Лили отвернулась от садовника, но потом в ту же минуту подбежала к нему и протянула ему руку.
– Извините меня, Хопкинс, – сказала она, – я знаю, что вы добрый человек, и люблю вас за это.
«Не уйдет еще от меня, я ему сверну его грязную шею», – сказал себе Хопкинс, уходя в противоположную сторону от Лили.

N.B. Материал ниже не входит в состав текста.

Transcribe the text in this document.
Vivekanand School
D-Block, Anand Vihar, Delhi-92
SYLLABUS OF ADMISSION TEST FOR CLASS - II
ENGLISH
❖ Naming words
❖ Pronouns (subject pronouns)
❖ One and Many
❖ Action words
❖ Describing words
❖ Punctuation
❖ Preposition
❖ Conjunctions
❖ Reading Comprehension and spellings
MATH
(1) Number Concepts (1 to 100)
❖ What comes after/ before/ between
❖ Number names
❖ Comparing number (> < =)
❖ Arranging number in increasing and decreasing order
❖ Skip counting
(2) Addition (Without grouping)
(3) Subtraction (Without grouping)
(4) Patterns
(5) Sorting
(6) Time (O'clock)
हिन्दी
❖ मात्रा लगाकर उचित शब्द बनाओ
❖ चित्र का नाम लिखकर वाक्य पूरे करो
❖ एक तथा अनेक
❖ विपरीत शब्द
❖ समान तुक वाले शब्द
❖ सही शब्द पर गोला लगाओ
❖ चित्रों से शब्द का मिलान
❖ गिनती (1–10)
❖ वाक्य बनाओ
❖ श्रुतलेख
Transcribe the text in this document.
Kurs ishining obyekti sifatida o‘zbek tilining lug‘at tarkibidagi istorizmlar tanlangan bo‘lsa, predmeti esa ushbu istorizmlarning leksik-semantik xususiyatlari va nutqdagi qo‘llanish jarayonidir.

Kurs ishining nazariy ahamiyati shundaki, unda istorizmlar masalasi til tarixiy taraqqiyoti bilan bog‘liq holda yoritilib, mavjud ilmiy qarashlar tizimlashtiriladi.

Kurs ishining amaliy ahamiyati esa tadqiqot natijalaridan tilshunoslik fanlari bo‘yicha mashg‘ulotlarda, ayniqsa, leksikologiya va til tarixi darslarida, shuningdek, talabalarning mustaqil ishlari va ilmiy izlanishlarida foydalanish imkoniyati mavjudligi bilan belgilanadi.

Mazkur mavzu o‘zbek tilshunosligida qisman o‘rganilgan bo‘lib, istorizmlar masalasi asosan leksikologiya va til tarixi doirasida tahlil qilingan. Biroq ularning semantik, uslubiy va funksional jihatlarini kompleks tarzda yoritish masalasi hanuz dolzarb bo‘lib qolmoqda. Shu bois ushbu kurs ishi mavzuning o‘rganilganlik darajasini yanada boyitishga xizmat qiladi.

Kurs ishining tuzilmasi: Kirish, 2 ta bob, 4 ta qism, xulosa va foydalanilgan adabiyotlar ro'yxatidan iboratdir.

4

Перед самым Рождеством Лили вместе с сестрой была приглашена в дом приходского священника. Во время визита Белл с одной из дочерей вышла из гостиной. Мистрис Бойс воспользовалась этим случаем, чтобы выразить сочувствие.
– Милая Лили, – сказала она, – не сочтите меня холодной, если я не говорю вам ни слова о вашей потере.
– Нет-нет, – сказала Лили довольно резко, будто хотела отпрянуть от неосторожной руки, которая собиралась тронуть ее рану, – бывают вещи, о которых никогда не следует говорить.
– Да-да, правда, – сказала мистрис Бойс, но в течение нескольких минут никак не могла перейти на другую тему разговора и вместо того с грустной нежностью смотрела на Лили.
Не считаю нужным говорить, каковы были страдания бедной Лили под такими взглядами, но Лили переносила их твердо, вполне сознавая, что мистрис Бойс не виновата в этом. Да и могла ли мистрис Бойс смотреть на нее иначе?
Наконец решено было, что Лили в день Рождества должна обедать в Большом доме и таким образом доказать оллингтонскому свету, что ее нельзя считать девушкой, которая под тяжестью постигшего ее несчастья должна оставаться в четырех стенах своего дома. Что Лили в этом отношении была благоразумна, тут, мне кажется, не может возникнуть ни малейшего сомнения, но когда после обедни Лили с матерью и сестрой переходила маленький садовый мостик, то отдала бы все на свете за возможность вернуться домой и лечь в постель вместо того, чтобы сесть за банкетный стол своего дяди.